I'm glad the APA clarified this. People I know on the PFOX side were using the previous statement as proof that one is not born gay but chooses a lifestyle to live that way. This ought to invalidate any further use of the APA to promote homophobia.

Ernie said...

According to the AP story:

"The APA task force took as a starting point the belief that homosexuality is a normal variant of human sexuality, not a disorder, and that it nonetheless remains stigmatized in ways that can have negative consequences."

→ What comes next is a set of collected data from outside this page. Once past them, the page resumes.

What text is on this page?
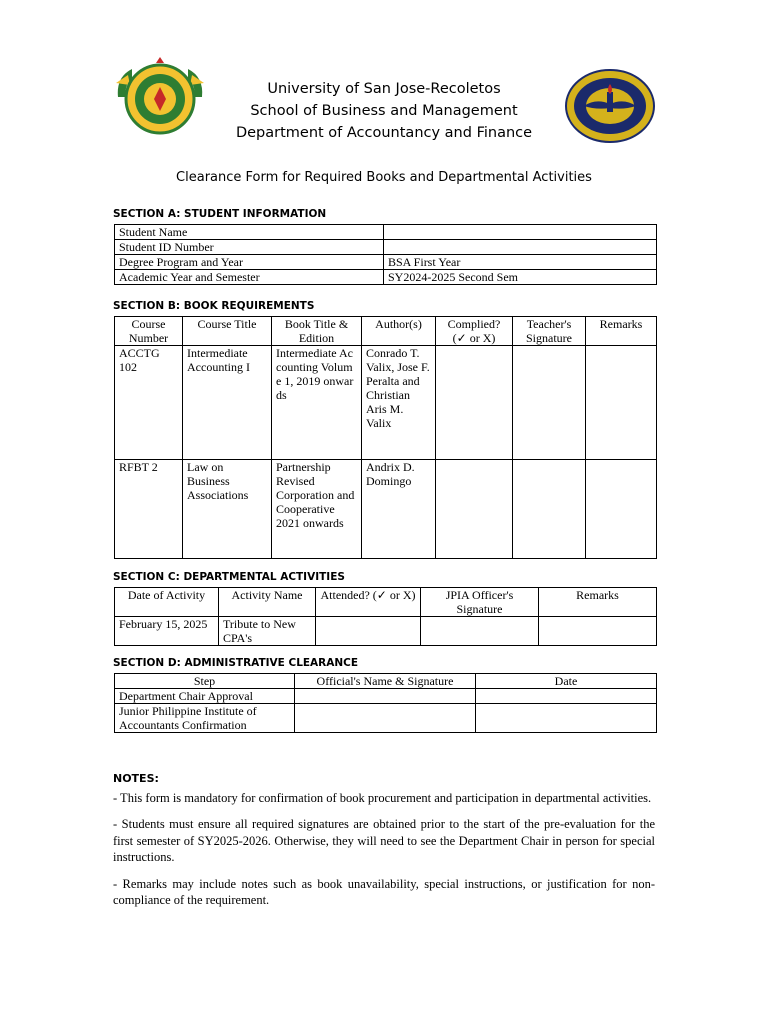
University of San Jose-Recoletos
School of Business and Management
Department of Accountancy and Finance
Clearance Form for Required Books and Departmental Activities
SECTION A: STUDENT INFORMATION
Student Name	
Student ID Number	
Degree Program and Year	BSA First Year
Academic Year and Semester	SY2024-2025 Second Sem
SECTION B: BOOK REQUIREMENTS
Course Number	Course Title	Book Title & Edition	Author(s)	Complied? (✓ or X)	Teacher's Signature	Remarks
ACCTG 102	Intermediate Accounting I	Intermediate Accounting Volume 1, 2019 onwards	Conrado T. Valix, Jose F. Peralta and Christian Aris M. Valix			
RFBT 2	Law on Business Associations	Partnership Revised Corporation and Cooperative 2021 onwards	Andrix D. Domingo			
SECTION C: DEPARTMENTAL ACTIVITIES
Date of Activity	Activity Name	Attended? (✓ or X)	JPIA Officer's Signature	Remarks
February 15, 2025	Tribute to New CPA's			
SECTION D: ADMINISTRATIVE CLEARANCE
Step	Official's Name & Signature	Date
Department Chair Approval		
Junior Philippine Institute of Accountants Confirmation		
NOTES:

- This form is mandatory for confirmation of book procurement and participation in departmental activities.

- Students must ensure all required signatures are obtained prior to the start of the pre-evaluation for the first semester of SY2025-2026. Otherwise, they will need to see the Department Chair in person for special instructions.

- Remarks may include notes such as book unavailability, special instructions, or justification for non-compliance of the requirement.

Well with such a presupposition, their findings aren't findings at all. They are just natural conclusions from this presupposition. Any behavior that they determine is a normal variant would find the same conclusions. The study is a joke and has very little to do with "science."

MgS said...

@Ernie:

Go read the study - you will find that it substantiates its claims far better than anything that has ever come out of NARTH ... as well as explaining the methodological problems with most studies that claim that sexual orientation can be changed in a meaningful way.